Section 1113 of the Pennsylvania Hazardous Sites Cleanup Act (“HSCA”), 35 Pa. Stat. Ann. § 6020.1113, authorizes settlements of responsible parties’ obligations. The Department of Environmental Protection has used it to enter into prospective purchaser agreements under which a prospective new owner fixes its liability for pre-existing contamination at a site that the new owner wishes to develop.
Two years ago we noted the Environmental Hearing Board’s decision in Delaware RiverkeeperNetwork v. Dep’t of Envt’l Prot’n, EHB Dkt. No. 2018-20-L (Apr. 26, 2019), that held invalid amendments to a PPA between Constitution Drive Partners and DEP. At the time, the lesson of the EHB’s opinion was that prospective purchasers had to attend to the administrative record supporting their PPA, lest a challenge to the agreement succeed based on a sloppy or incomplete record.
Constitution Drive Partners appealed. On March 5, the Commonwealth Court affirmed the EHB’s invalidation of the PPA amendments, but for a subtly different reason with a potentially different (and more concerning) implication. Constitution Drive Partners, LP v. Dep’t of Envt’l Prot’n, No. 643 CD 2019 (Pa. Commw. Ct. Mar. 5, 2021).
The case involved two amendments to a 2005 PPA calling for a defined cleanup of the Bishop Tube site and the grant of liability protection to the prospective purchaser in exchange. The agreement was amended in 2007 and again in 2010. The owner (by then) substantially performed, although the remedy had difficulties. The DEP neglected to publish the proposed amendments until 2017. The Riverkeeper submitted adverse comments, but DEP nevertheless finalized the amendments in 2018 and the Riverkeeper appealed.

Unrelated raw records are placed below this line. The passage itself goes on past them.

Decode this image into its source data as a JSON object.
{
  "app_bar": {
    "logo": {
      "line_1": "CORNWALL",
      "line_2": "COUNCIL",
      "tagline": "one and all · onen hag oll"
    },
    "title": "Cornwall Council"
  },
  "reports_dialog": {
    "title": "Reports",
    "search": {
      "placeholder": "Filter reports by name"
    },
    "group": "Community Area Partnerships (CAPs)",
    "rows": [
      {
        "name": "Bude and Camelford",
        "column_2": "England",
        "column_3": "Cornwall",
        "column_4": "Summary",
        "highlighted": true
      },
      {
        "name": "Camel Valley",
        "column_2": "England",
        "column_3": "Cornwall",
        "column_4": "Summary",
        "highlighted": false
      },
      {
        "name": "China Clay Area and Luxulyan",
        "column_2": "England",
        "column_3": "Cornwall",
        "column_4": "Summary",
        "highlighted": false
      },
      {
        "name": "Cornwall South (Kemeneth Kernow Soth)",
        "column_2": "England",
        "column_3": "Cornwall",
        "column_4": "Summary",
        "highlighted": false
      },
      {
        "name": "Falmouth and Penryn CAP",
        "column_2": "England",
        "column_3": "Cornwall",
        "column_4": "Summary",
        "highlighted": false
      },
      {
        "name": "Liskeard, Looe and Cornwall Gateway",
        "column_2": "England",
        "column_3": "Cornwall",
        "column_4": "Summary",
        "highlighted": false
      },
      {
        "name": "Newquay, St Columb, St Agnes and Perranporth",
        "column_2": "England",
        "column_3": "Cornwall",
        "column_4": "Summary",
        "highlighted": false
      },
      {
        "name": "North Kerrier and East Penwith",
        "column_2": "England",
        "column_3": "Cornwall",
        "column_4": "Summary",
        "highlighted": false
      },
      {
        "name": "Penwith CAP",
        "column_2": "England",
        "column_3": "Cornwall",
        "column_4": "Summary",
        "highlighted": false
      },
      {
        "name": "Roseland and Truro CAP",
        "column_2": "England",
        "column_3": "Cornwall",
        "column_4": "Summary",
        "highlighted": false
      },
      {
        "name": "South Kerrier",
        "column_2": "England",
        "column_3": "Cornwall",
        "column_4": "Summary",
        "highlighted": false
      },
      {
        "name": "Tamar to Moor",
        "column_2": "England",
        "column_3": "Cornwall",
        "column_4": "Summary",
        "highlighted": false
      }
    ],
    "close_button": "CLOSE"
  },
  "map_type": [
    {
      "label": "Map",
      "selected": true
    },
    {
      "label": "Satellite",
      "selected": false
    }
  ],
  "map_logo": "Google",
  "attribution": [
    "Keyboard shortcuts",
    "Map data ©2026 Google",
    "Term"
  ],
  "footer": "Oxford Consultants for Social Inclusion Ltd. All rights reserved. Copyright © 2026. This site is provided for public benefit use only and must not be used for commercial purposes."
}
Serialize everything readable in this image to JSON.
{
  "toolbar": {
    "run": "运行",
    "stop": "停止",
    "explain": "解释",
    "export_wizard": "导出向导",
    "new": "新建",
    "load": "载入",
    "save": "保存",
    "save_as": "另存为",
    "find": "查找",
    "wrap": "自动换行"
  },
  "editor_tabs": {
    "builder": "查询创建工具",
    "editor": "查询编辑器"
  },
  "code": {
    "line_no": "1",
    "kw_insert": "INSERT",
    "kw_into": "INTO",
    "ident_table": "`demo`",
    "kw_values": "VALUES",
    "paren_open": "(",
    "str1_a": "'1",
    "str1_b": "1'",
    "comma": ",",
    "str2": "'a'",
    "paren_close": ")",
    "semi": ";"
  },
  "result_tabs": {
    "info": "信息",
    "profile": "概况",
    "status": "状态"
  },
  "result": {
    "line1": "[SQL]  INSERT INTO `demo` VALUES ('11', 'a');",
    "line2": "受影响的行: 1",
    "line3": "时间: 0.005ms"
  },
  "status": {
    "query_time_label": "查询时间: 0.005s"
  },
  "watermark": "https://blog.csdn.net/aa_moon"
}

Challenges to section 1113 agreements are on the administrative record, rather than de novo as is typical in the EHB. The long delay, failure of one of the remedial systems, rezoning of the property, a lot of remedial work, and other changes were not properly reflected in the record because of the long delay. Accordingly, the EHB held that the finalization of the amendments was arbitrary and capricious in 2018.
The Commonwealth Court reasoned somewhat differently. It held that section 1113 requires notice to all responsible parties and the public before DEP enters into a settlement. The notice must come after the agreement is reduced to writing and before it takes effect. The public must then have 60 days to comment, and DEP must respond to the comments. The notice in this case came after the deal closed and the work was done, so the agreement could not convey liability protection.
In the context of a transaction, publication, a 60-day comment period, and time to respond to comments can be a material delay. But treating the settlement as concluded before that delay can put the prospective purchaser’s protection into question. Prudent parties will be careful with this mechanism.